4. En l’espèce, pour procéder, le 25 février 2025, au classement sans suite de la demande présentée par M. B… en vue d’acquérir la nationalité française, le préfet de Seine-et-Marne s’est fondé sur le motif que, malgré une invitation à produire divers documents nécessaires à son instruction qui lui avait été adressée le 18 décembre 2024, l’intéressé n’avait à ce jour pas produit : « – Le contrat de travail du conjoint en cours mentionnant le montant de sa rémunération, la date de prise de fonction et l’emploi occupé / – Le certificat de scolarité de Chloé B… daté de moins de trois mois ; / – Le certificat de scolarité de Maya B… daté de moins de trois mois ».
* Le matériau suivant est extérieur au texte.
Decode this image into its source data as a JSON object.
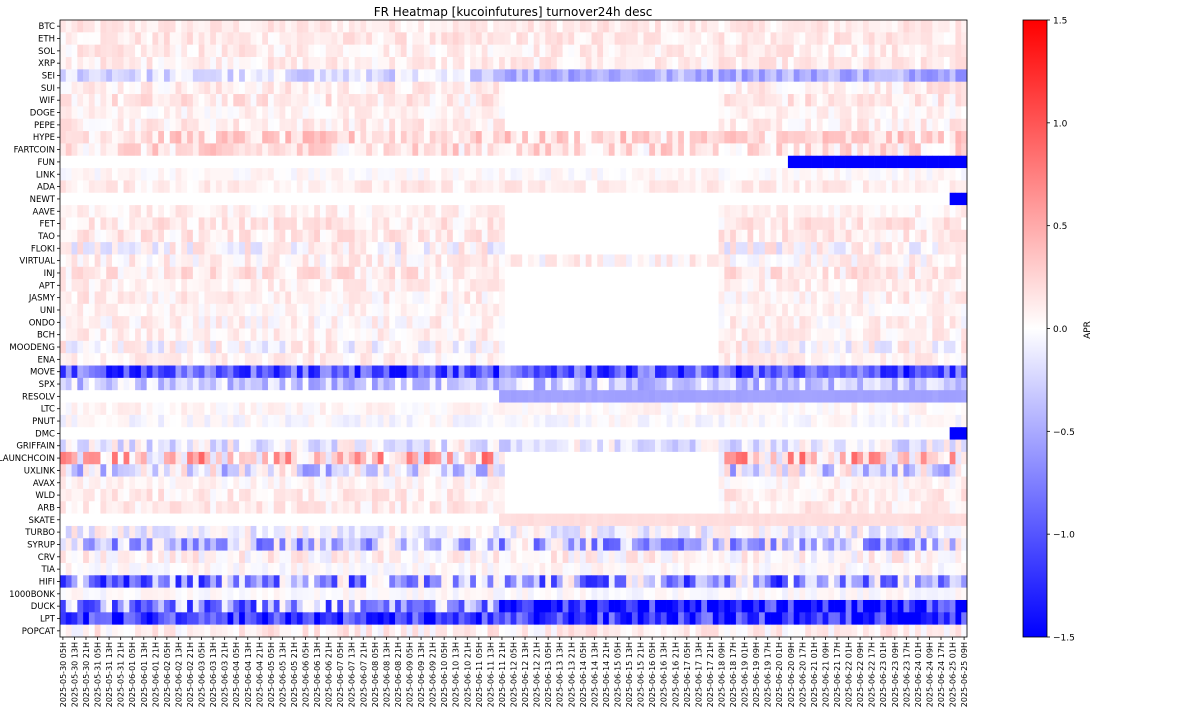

5. En admettant qu’il soit établi que M. B… ait produit le contrat de travail de son conjoint avec son avenant dans le téléservice dédié le 10 janvier 2025, et que cette production suffise à répondre aux exigences de la mise en demeure sur ce point, il est constant que, s’agissant des certificats de scolarité de moins de trois mois, il ne les a produits qu’après l’expiration du délai imparti par la mise en demeure, et même après la décision attaquée. Il résulte en outre de l’instruction que le préfet aurait pris la même décision en se fondant sur ce seul défaut de production, qui est de nature à justifier légalement le classement sans suite contesté. Enfin, la bonne intégration du requérant en France ne permet pas de caractériser un usage manifestement erroné de la faculté de classer sans suite la demande, lequel doit être apprécié au regard des conditions d’instruction de la demande et non de son bien-fondé.
6. Il résulte de ce qui précède que la requête doit être rejetée.
D E C I D E :
Article 1er : La requête de M. B… est rejetée.
Article 2 : La présente ordonnance sera notifiée à M. A… B… et au ministre de l’intérieur.
Copie en sera adressée au préfet de Seine-et-Marne.
Délibéré après l’audience du 23 septembre 2025, à laquelle siégeaient :
M. Xavier Pottier, président-rapporteur,
Mme Jeanne Darracq-Ghitalla-Ciock, conseillère,
Mme Lina Bousnane, conseillère.
Rendu public par mise à disposition au greffe le 9 octobre 2025.
Le président-rapporteur,
X. Pottier
L’assesseure la plus ancienne,
J. Darracq-Ghitalla-Ciock
La greffière,
C. Sarton
La République mande et ordonne au préfet de Seine-et-Marne en ce qui le concerne ou à tous commissaires de justice à ce requis en ce qui concerne les voies de droit commun, contre les parties privées, de pourvoir à l’exécution de la présente décision.